The three vaccines used to prevent human papillomavirus (HPV) diseases and cancers are the 2vHPV, 4vHPV, and 9vHPV vaccines; these protect against most cervical cancers. The 4vHPV and 9vHPV vaccines also protect against most genital warts. The only vaccine available in the United States is the 9vHPV vaccine. HPV vaccines are safe and effective. They are recommended routinely for persons aged 11-12 years. Also recommended is catch-up vaccination for older adolescents and young adults through age 26 years.

Expanded Risk Factors for Syphilis Testing in Pregnant Females

Pregnant females who are allergic to penicillin should be desensitized and then treated with penicillin G. It also may be helpful to perform skin testing or use an oral graded penicillin dose challenge in order to identify females at risk for acute allergic reactions.

One-Time Testing for Hepatitis C Infection

When testing for hepatitis C viral infection, an FDA-approved test for antibodies to the hepatitis C virus (ie, immunoassay, enzyme immunoassay, enhanced chemiluminescence immunoassay and, if recommended, a supplemental antibody test) should be used. This should be followed by nucleic acid amplification testing to detect hepatitis C virus RNA in persons who had a positive antibody result.

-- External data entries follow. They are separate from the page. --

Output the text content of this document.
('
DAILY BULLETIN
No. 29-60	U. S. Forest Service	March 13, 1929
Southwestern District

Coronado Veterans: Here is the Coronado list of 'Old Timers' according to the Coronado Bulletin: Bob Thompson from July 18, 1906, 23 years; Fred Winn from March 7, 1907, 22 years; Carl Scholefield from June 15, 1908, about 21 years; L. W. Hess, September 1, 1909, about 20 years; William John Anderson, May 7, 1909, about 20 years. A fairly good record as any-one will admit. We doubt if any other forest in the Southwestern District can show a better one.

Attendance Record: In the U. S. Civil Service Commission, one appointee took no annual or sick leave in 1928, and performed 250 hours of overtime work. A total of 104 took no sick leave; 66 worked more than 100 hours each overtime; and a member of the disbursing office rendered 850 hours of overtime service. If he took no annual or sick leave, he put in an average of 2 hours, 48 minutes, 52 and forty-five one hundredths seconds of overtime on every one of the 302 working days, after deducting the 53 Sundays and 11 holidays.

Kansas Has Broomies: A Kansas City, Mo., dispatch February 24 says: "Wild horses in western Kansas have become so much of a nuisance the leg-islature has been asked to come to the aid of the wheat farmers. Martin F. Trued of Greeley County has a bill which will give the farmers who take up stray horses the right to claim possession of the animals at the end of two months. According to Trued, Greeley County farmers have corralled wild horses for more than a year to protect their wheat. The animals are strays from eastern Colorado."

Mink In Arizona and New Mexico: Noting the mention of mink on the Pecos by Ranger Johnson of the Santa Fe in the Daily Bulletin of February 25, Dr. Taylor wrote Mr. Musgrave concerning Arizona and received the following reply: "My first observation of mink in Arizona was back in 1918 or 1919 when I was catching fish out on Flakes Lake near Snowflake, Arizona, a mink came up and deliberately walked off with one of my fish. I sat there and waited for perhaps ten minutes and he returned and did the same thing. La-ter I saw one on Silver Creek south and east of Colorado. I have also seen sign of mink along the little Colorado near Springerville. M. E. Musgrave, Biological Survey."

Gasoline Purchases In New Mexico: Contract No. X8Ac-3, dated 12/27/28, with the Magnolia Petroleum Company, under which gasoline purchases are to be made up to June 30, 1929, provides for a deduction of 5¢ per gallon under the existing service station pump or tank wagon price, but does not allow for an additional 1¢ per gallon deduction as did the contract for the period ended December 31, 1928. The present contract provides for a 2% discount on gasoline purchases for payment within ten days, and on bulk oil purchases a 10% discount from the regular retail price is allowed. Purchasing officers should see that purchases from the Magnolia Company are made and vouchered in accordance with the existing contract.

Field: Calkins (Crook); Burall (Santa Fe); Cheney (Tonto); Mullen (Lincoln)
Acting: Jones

Those with HIV infection and a low CD4+ T-cell count may require further testing using nucleic acid amplification testing, owing to the potential for a false-negative result from the antibody assay.

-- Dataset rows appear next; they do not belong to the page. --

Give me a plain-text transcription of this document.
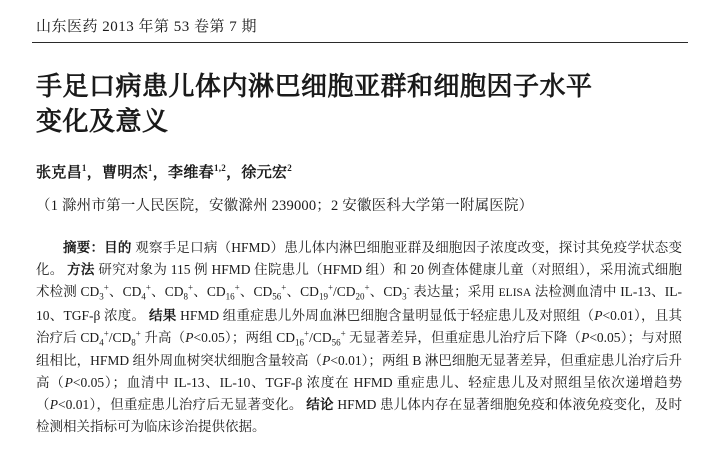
山东医药 2013 年第 53 卷第 7 期
手足口病患儿体内淋巴细胞亚群和细胞因子水平变化及意义
张克昌$^1$，曹明杰$^1$，李维春$^{1,2}$，徐元宏$^2$
（1 滁州市第一人民医院，安徽滁州 239000；2 安徽医科大学第一附属医院）

摘要：目的 观察手足口病（HFMD）患儿体内淋巴细胞亚群及细胞因子浓度改变，探讨其免疫学状态变化。 方法 研究对象为 115 例 HFMD 住院患儿（HFMD 组）和 20 例查体健康儿童（对照组），采用流式细胞术检测 $CD_3^+$、$CD_4^+$、$CD_8^+$、$CD_{16}^+$、$CD_{56}^+$、$CD_{19}^+/CD_{20}^+$、$CD_3^-$ 表达量；采用 ELISA 法检测血清中 IL-13、IL-10、TGF-β 浓度。 结果 HFMD 组重症患儿外周血淋巴细胞含量明显低于轻症患儿及对照组（P<0.01），且其治疗后 $CD_4^+/CD_8^+$ 升高（P<0.05）；两组 $CD_{16}^+/CD_{56}^+$ 无显著差异，但重症患儿治疗后下降（P<0.05）；与对照组相比，HFMD 组外周血树突状细胞含量较高（P<0.01）；两组 B 淋巴细胞无显著差异，但重症患儿治疗后升高（P<0.05）；血清中 IL-13、IL-10、TGF-β 浓度在 HFMD 重症患儿、轻症患儿及对照组呈依次递增趋势（P<0.01），但重症患儿治疗后无显著变化。 结论 HFMD 患儿体内存在显著细胞免疫和体液免疫变化，及时检测相关指标可为临床诊治提供依据。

Post Sexual Assault Evaluation for Men Who Have Sex With Men

Perform nucleic acid amplification testing for C trachomatis and N gonorrhoeae at the sites of penetration or attempted penetration. This is the preferred diagnostic evaluation for adult or adolescent sexual assault survivors.

Screening for C trachomatis and N gonorrhoeae should be offered to men who have sex with men if they report having had receptive anal or oral sex during the preceding year. This is offered regardless of whether the sexual contact occurred at these anatomic sites during the assault. Consider performing anoscopy if anal penetration is reported.

Perform a serum sample for HIV, hepatitis B virus, and syphilis infection.